Can we surrender our perception of the “perfect Christian life” that we plan for and trade it for something better and bigger? How do we go through the misfortune and emerge stronger? I would like to suggest a few points to help us on this journey.
Be Still (Psalm 46)
In Psalm 46, we are reminded that “God is our refuge and strength, a very present help in trouble”. God is always there, strong like a fortress even when the world around us crumbles and our emotions like rough waters “roar and foam”. We are also reminded to take some time to “be still” and acknowledge God for His sovereignty over all the earth. We need time to reflect on the greatness of God, to get the right perspective of the troubles that we face.
Look to the eternal perspective (2 Cor 4:17-18)
The days immediately after a loss or misfortune are the most difficult to go through as our minds are still adjusting to the fact that the thing or person we treasure is no longer there. 2 Cor 4:17-18 reminds us that our earthly afflictions are “light” and “momentary” and can never compare with the “eternal weight of glory”. The sense of loss which weighs upon our spirit is transient and nothing compared to the eternal glory and revelation of promises of God which we hold on to by faith.
Find Strength in God (Hab 3:17-19)
The prophet Habbakuk declared that no matter how dire his circumstances were, he was committed to praising God, taking joy in his salvation.
May we learn from Habbakuk to praise God in the midst of our afflictions, rejoicing in our salvation and drawing strength from God to carry on the journey to and progress to even higher places.
Trust in His everlasting arms (Deut 33:27)
“The eternal God is your dwelling place, and underneath are the everlasting arms.”
We can take comfort that the Lord Himself is our dwelling place/refuge and we can always turn to Him for protection and comfort in times of trouble and grief. Do not despair when we feel that we are falling into the pit of disaster or grief for His everlasting arms are always underneath us, catching us and supporting us.

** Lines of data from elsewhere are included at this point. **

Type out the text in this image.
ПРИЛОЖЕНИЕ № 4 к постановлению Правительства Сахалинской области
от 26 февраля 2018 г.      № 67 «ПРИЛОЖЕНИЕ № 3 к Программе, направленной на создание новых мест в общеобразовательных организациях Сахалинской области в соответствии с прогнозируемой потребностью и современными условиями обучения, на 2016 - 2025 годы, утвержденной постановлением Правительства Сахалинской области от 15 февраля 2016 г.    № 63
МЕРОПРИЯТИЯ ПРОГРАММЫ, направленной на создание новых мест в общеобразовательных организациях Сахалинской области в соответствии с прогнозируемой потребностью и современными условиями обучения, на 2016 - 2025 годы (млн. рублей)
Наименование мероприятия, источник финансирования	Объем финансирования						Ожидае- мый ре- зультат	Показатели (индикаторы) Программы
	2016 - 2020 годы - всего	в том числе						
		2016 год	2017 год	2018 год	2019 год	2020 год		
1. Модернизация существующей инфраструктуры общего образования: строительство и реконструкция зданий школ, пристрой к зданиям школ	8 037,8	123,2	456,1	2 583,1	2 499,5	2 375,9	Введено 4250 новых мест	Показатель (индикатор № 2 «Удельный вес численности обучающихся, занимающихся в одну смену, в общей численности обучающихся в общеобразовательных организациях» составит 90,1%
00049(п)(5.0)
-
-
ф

In 1958, two years after Jim Elliot and his four friends were killed by the Auca Indians, Elisabeth Elliot and her 3-year old daughter moved in to live with the Auca tribe for two years and ministered to them. This eventually led to the conversion of many in the Auca tribe including some of those involved in the killing.
Today, I am glad that I took the step of faith to surrender my personal tragedy to God and submit my life to His will. I was overjoyed to see my maternal grandmother step out of darkness to embrace Jesus Christ as her personal Lord and Saviour just before she passed away. I am glad that I went ahead with the wedding and have a chance to share my life and grow spiritually together with my wife Li Hsing and be blessed with three lovely children. God’s will is indeed a lot better and a lot bigger than what I expected it to be.
By Tay Yong Thai, Elder (YCKC Bulletin 10&11 September 2016)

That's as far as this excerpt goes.